In the event that this plan is terminated prior to the retirement or termination of the participant, and replaced with a defined contribution plan then the portion of the frozen, defined benefit monthly pension payable to the alternate payee shall be determined using the same formula as previously stated, but in no case will the portion of the pension payable to the alternate payee be less than 23.718% of what the participant’s pension benefit, as payable in the form of a single life annuity, would have been under the previous plan based on his actual average salary (on the earlier of his employment termination date or at age 62 if he continues to be employed until that time) that would have been used to compute his benefit on his normal retirement date, age 62. (This represents 50% of the marital portion of the participant’s pension had the participant retired at age 62 under the terminated plan (14.8 years married ÷ 31.2 years of projected employment at age 62 X 50% = 23.718%). If the accrued benefit of the husband is less than the amount provided by the foregoing formula at the time the plan is terminated then the portion of the pension payable to the wife will be 100% of the accrued benefit as payable in the form of a single life annuity.

In the event that this defined benefit pension plan is converted to a defined benefit cash balance plan prior to the retirement or termination of the participant, then the portion of the cash balance plan payable to the alternate payee shall be determined using the same formula as previously stated, as determined on the date that payment is made to her.

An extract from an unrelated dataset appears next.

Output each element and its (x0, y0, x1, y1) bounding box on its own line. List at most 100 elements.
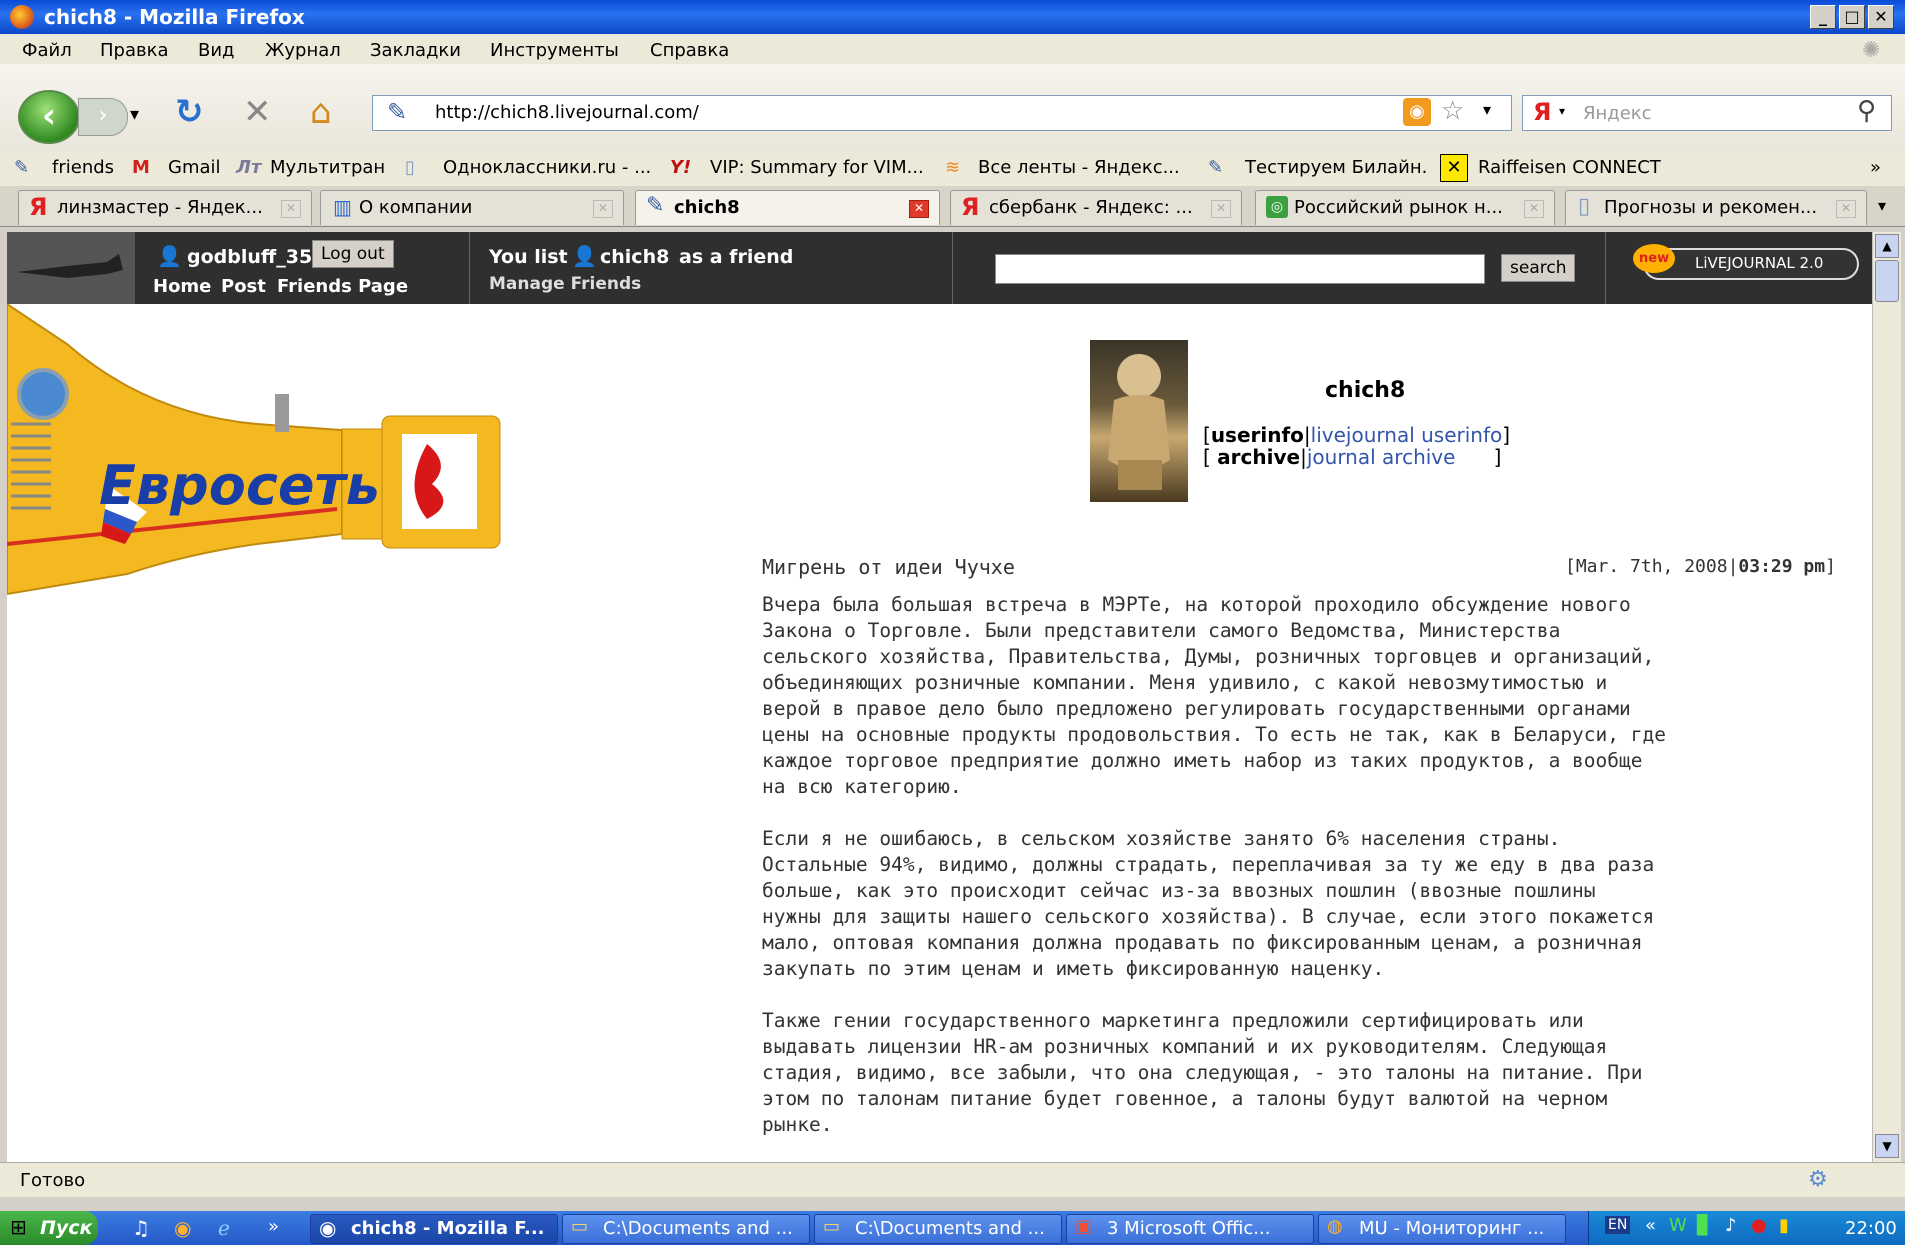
tab-label: линзмастер - Яндек... (57, 197, 263, 218)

The 50% share of the marital portion awarded to the wife will be determined using the husband’s credited years of service on the earliest date her share of the cash balance plan can be paid to her on an unreduced basis and distributed to her at that time.

A Qualified Domestic Relations Order will be prepared by the attorney for the non-participant spouse and submitted to court for approval and forwarded to the plan administrator to implement the intent of this section of the agreement.